Once I snuck into the tire testing day a couple days before the southwick National way back when guy cooper was competing for the championship late on the season for Suzuki when (recently retired) Bob Hannah was team manager...some guy without numbers on his jersey or Suzuki bike was dicing with cooper, and they ended up tangling up and cooper got hurt and it ended his chances at the championship. The circumstances of the injury were never reported in the media but I saw it happen...the other rider? Hannah LMAO
so YOU'RE Gary Hannah! :D
hahaa, it was a joke :spit: sorry, man, cracked me up. it sounded like you snuck on to ride the track ... then Cooper is mysteriously gonzo.
we used to call Guy Cooper "Sky Goober", i cant remember why but i think it was the way Larry Huffman annonced his name one time.
I remember another year, going into the Southwick McDonalds on the morning of the National, and seeing Guy Cooper eating at McD’s for his race day breakfast as a factory rider. My, how things have changed; if he was going to one of the fitness factories now (like Alden Baker’s or others) the trainers would flip out if he ate McD’s midweek!
didn't JoJo Keller make some famous remark about cheeseburgers being his training? :D
no shit. hahaa. nuts!
Southwick + McDonalds have a special place in my heart ... after that very first Stimilon we attended i was so fucking wiped i stood at the counter at the McD on the pike unable to figure out what i was supposed to do. hahaaa. body and mind completely BURNT. i got lost off of 291 before that. (i might of had a beer after 'racing')

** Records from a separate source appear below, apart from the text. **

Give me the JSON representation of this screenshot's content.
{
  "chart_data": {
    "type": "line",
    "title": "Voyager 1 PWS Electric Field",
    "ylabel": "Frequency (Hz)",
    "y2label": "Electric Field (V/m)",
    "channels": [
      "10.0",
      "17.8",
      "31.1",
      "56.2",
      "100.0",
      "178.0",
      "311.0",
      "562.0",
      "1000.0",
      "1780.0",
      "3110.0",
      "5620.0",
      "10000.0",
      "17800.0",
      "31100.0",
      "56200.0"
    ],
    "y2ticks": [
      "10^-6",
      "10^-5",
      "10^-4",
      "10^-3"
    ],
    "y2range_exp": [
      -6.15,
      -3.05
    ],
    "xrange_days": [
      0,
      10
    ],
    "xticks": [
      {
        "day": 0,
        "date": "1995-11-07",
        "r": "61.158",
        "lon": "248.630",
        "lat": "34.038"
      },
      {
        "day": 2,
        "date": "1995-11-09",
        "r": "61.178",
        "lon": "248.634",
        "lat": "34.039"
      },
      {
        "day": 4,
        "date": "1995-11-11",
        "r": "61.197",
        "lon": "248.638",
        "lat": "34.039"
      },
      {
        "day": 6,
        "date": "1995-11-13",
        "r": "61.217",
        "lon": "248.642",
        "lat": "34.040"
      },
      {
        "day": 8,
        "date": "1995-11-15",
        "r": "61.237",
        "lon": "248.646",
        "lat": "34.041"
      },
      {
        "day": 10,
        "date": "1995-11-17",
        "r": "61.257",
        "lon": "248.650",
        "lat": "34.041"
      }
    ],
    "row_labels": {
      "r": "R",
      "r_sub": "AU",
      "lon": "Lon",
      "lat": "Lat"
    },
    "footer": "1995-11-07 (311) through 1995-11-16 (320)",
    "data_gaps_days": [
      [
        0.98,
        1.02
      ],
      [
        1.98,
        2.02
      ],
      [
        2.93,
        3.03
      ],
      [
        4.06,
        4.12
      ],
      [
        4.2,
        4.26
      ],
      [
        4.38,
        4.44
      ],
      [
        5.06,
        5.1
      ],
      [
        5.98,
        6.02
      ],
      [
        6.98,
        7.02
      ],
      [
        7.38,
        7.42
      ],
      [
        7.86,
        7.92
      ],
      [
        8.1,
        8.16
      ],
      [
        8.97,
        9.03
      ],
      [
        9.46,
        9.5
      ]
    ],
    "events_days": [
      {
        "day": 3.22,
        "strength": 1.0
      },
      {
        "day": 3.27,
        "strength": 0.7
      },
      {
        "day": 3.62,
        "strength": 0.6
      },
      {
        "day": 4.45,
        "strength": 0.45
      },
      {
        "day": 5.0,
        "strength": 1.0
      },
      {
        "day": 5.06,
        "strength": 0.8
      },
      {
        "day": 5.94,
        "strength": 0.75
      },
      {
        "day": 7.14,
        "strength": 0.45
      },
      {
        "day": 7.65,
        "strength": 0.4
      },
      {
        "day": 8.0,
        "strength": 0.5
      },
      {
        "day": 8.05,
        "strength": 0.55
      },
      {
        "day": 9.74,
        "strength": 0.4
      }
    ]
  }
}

A beast for sure. Gotta be a beast for a guy like Hannah to like him. I remember him and Kees Van Der Veen battling in the florida AMA winter series at a sand track, Cocoa Beach I think. A guy from sandy southwick and a Dutch sand master out in front of everyone.
Stole this off Vital MX:
hellion wrote:
I used to ride for Cycle Design in the eighties when they had a super powerhouse team here in New England. JoJo, David Rudnicki, Greg Mayo, Wemyss Scott, Alan Wickstrand, Jimmy Meenan and myself made up their riders in the NESC expert classes. The team owner had a thing for a little while where he liked us to come to the shop and run together. JoJo came, but never went out on the runs. He'd hang out with the tuner, Al Doane, cracking jokes and lighting off m80's inside the service bay!
No matter, come Sunday he'd still be the man to beat, and most often no one did. I even remember him smoking a cig on the walk to the starting line in Waterboro one day, and then winning the moto. Was it a psyche out strategy or just being funny? I don't know. But being involved with racing at that time was very cool, and JoJo was a big part of that.
found some funny stuff too:
Wheelie
Riding Backwards
https://pbs.twimg.com/media/CBNhLa-UIAA-MkK.jpg
“Hellion” who wrote that is local to me and still rides woods all the time, including sundays with the crew next door. Extremely talented rider (as is anyone who ever won an NESC expert chsmpionship, but especially during the many years when they were the only mx organization around here)
MX could sure use some riders like Hannah and Jojo today!
A lot of the riders have Supercross tracks where they train that if a track map has been shared for an upcoming event they can adjust their home track so that they are riding very similar obstacles if not the same layout as the track they will riding the next weekend.
The other thing about the SX tracks is the obstacles are similar enough from track to track that as long as their training facilities have AMA grade whoops, rhythm sections, triples, gator backs etc. they know how to rip the obstacle and then the race weekend is about figuring out how to link them together smoothly for a fast lap time
i think thats my point. linking them together to get the fastest and most consistent times is the hard part. the obstacles are virtually the same.
just like riding a new road course, corners are pretty similar, its linking them together.